Members of the research community at Microsoft work continuously to advance their respective fields. Abstracts brings its audience to the cutting edge with them through short, compelling conversations about new and noteworthy achievements.
In this episode, Senior Researchers Jordan Ash and Dipendra Misra join host Gretchen Huizinga to discuss “The Truth is in There: Improving Reasoning in Language Models with Layer-Selective Rank Reduction,” which was accepted to the 2024 International Conference on Learning Representations (ICLR). Layer-Selective Rank reduction, or LASER, is an intervention for targeted parameter reduction in transformer-based models. The work shows that the removal of certain parameters not only maintains model performance like some existing parameter-reduction methods but can actually improve it—no additional training necessary.
To learn more about the paper and related topics, register for Microsoft Research Forum (opens in new tab), a series of panel discussions and lightning talks around science and technology research in the era of general AI.
Abonnez-vous au podcast Microsoft Research :
Transcript
[MUSIC PLAYS]
GRETCHEN HUIZINGA: Welcome to Abstracts, a Microsoft Research Podcast that puts the spotlight on world-class research in brief. I’m Dr. Gretchen Huizinga. In this series, members of the research community at Microsoft give us a quick snapshot—or a podcast abstract—of their new and noteworthy papers.
[MUSIC FADES]
Today, I’m talking to Dr. Dipendra Misra and Dr. Jordan Ash, both senior researchers at Microsoft Research. Drs. Misra and Ash are coauthors of a paper called “The Truth is in There: Improving Reasoning in Language Models with Layer-Selective Rank Reduction,” also known as LASER. This paper has been accepted at the International Conference on Learning Representations, or ICLR, in Vienna this year, and you can read a preprint of it now on arXiv. Dipendra, Jordan, thanks for joining us on Abstracts!
JORDAN ASH: Thanks for having us.
DIPENDRA MISRA: Yeah, thanks for having us, Gretchen.
HUIZINGA: Dipendra, let’s start with a general overview of this paper. In a few sentences, describe the issue or problem your work addresses and, perhaps more importantly, why we should care about it.
MISRA: Thanks, Gretchen. So as we know, large language models, also known as LLMs, have revolutionized both business and research in artificial intelligence. They are everywhere, being used to solve a wide range of problems.

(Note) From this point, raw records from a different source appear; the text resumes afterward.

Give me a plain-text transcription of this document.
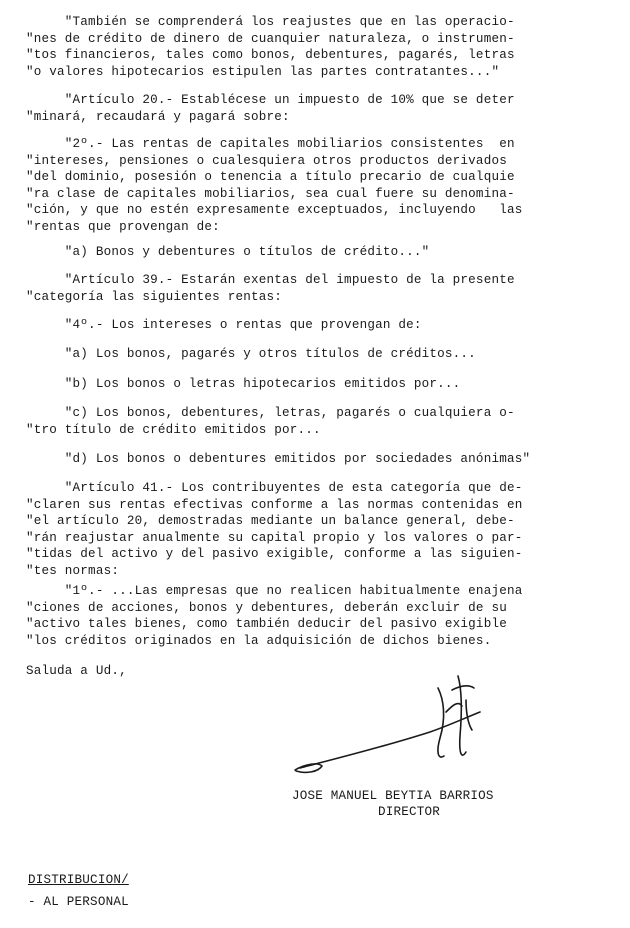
"También se comprenderá los reajustes que en las operacio-
"nes de crédito de dinero de cuanquier naturaleza, o instrumen-
"tos financieros, tales como bonos, debentures, pagarés, letras
"o valores hipotecarios estipulen las partes contratantes..."
"Artículo 20.- Establécese un impuesto de 10% que se deter
"minará, recaudará y pagará sobre:
"2º.- Las rentas de capitales mobiliarios consistentes  en
"intereses, pensiones o cualesquiera otros productos derivados
"del dominio, posesión o tenencia a título precario de cualquie
"ra clase de capitales mobiliarios, sea cual fuere su denomina-
"ción, y que no estén expresamente exceptuados, incluyendo   las
"rentas que provengan de:
"a) Bonos y debentures o títulos de crédito..."
"Artículo 39.- Estarán exentas del impuesto de la presente
"categoría las siguientes rentas:
"4º.- Los intereses o rentas que provengan de:
"a) Los bonos, pagarés y otros títulos de créditos...
"b) Los bonos o letras hipotecarios emitidos por...
"c) Los bonos, debentures, letras, pagarés o cualquiera o-
"tro título de crédito emitidos por...
"d) Los bonos o debentures emitidos por sociedades anónimas"
"Artículo 41.- Los contribuyentes de esta categoría que de-
"claren sus rentas efectivas conforme a las normas contenidas en
"el artículo 20, demostradas mediante un balance general, debe-
"rán reajustar anualmente su capital propio y los valores o par-
"tidas del activo y del pasivo exigible, conforme a las siguien-
"tes normas:
"1º.- ...Las empresas que no realicen habitualmente enajena
"ciones de acciones, bonos y debentures, deberán excluir de su
"activo tales bienes, como también deducir del pasivo exigible
"los créditos originados en la adquisición de dichos bienes.
Saluda a Ud.,
JOSE MANUEL BEYTIA BARRIOS
DIRECTOR
DISTRIBUCION/
- AL PERSONAL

So in our paper, we introduce an intervention which can be applied to any existing pretrained large language models, and our main purpose for introducing this is to see how it affects the performance of the LLMs and whether we can gain insight into how an LLM stores information in its parameters and how it uses that information to generate a response. And what our intervention does is that it performs a low-rank approximation of the parameters of the LLM. And the surprising discovery that our paper makes is that if you do this intervention correctly, then we can get significant improvement on various tasks for different LLMs.

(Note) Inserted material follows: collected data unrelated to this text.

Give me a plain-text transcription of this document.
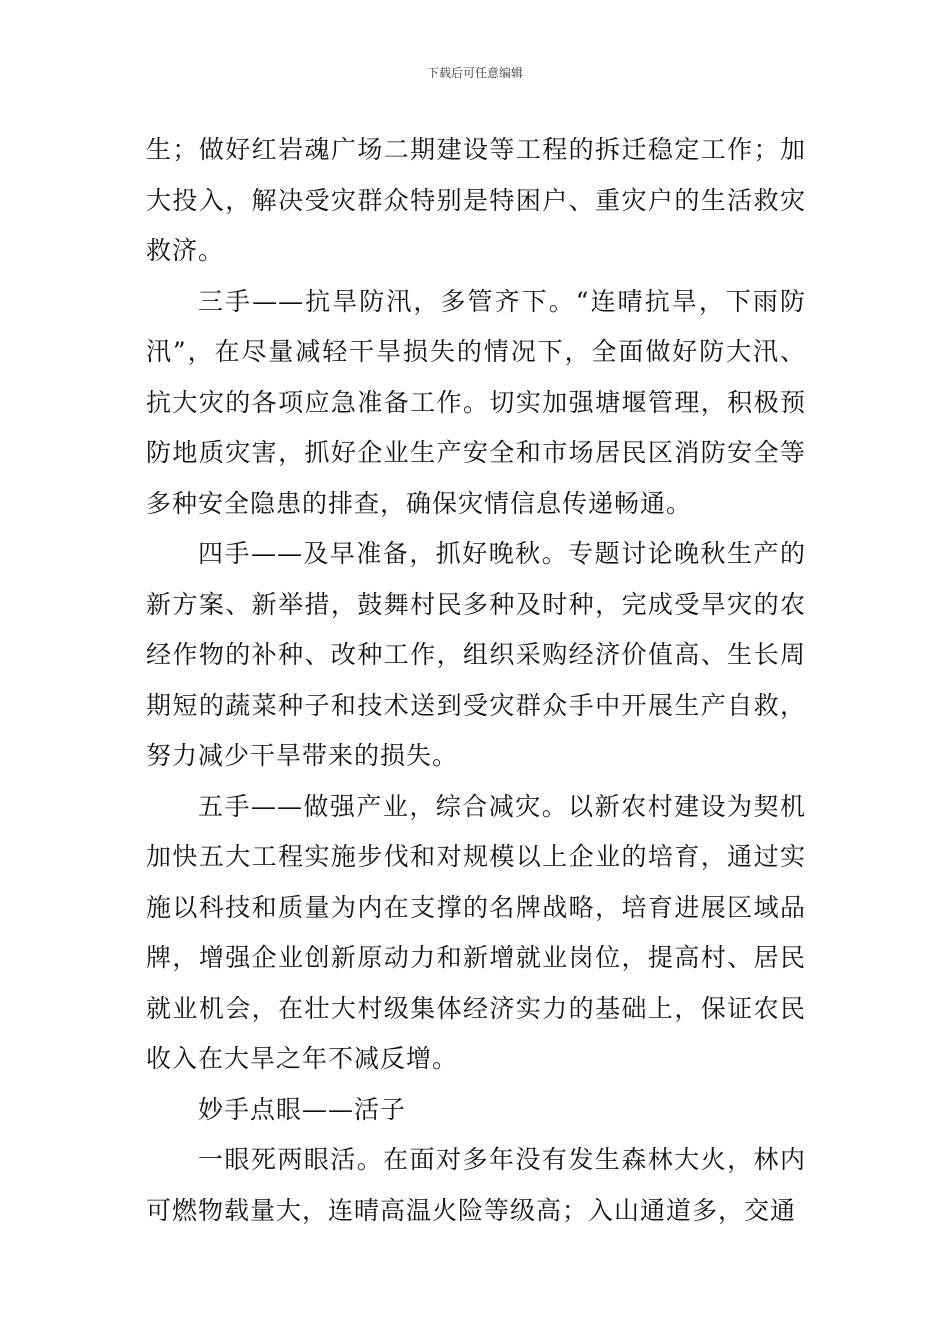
下载后可任意编辑

生；做好红岩魂广场二期建设等工程的拆迁稳定工作；加大投入，解决受灾群众特别是特困户、重灾户的生活救灾救济。

三手——抗旱防汛，多管齐下。“连晴抗旱，下雨防汛”，在尽量减轻干旱损失的情况下，全面做好防大汛、抗大灾的各项应急准备工作。切实加强塘堰管理，积极预防地质灾害，抓好企业生产安全和市场居民区消防安全等多种安全隐患的排查，确保灾情信息传递畅通。

四手——及早准备，抓好晚秋。专题讨论晚秋生产的新方案、新举措，鼓舞村民多种及时种，完成受旱灾的农经作物的补种、改种工作，组织采购经济价值高、生长周期短的蔬菜种子和技术送到受灾群众手中开展生产自救，努力减少干旱带来的损失。

五手——做强产业，综合减灾。以新农村建设为契机加快五大工程实施步伐和对规模以上企业的培育，通过实施以科技和质量为内在支撑的名牌战略，培育进展区域品牌，增强企业创新原动力和新增就业岗位，提高村、居民就业机会，在壮大村级集体经济实力的基础上，保证农民收入在大旱之年不减反增。

妙手点眼——活子

一眼死两眼活。在面对多年没有发生森林大火，林内可燃物载量大，连晴高温火险等级高；入山通道多，交通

HUIZINGA: So that’s the first part of the question. Tell me why I should care about it!
MISRA: So if you are a person who uses LLMs for solving any tasks, then you do care about performance on a given task. So, for example, you could be using LLMs to generate an email, right, from a given description. Or you could be using an LLM to do question answering. And by applying our intervention, we can gain accuracy on the task that we care about.
HUIZINGA: Well, let’s stick with you, Dipendra, for a minute and talk about the field writ large. Almost all research owes a debt to some other research that went before. So tell us a bit about the related work in this field and how your work builds on or adds to it.
MISRA: So the work that is most closely related to our LASER paper is this growing body of work on understanding how knowledge is stored and edited inside a large language model. So these works don’t apply the intervention that we do, but they were certainly inspirational for us for arriving at the intervention that we introduced. Another line of work which is very related is, like, adding a small number of parameters to improve the performance of the LLM on a given task. The most relevant work in this space is the LoRA paper, also known as the “Low-Rank Adaptation of Large Language Models,” which came from Microsoft. And what LoRA does, it adds a small number of additional parameters to an LLM and then fine-tunes it on a given task. And what our intervention, called LASER, does is that it removes parameters instead of adding it. And another line of work which is also related is the work on model compression. So there are people who focus on breaking down the size of the models as much as possible while still retaining the performance, more or less, compared to the base model. And so these people are also focused on removing parameters, but they are coming at a different angle of, like, trying to reduce the memory footprint, while what we were doing is that we are less focused on the memory footprint—that’s more like a side effect of it—and more like if I were to fiddle with this parameter of the LLM, then how does it affect the performance? And what can we learn by looking at the comparison? Like, OK, so if I remove this parameter, I see the performance drop; then it means that these parameters are storing something about this type of task on which the performance is dropping.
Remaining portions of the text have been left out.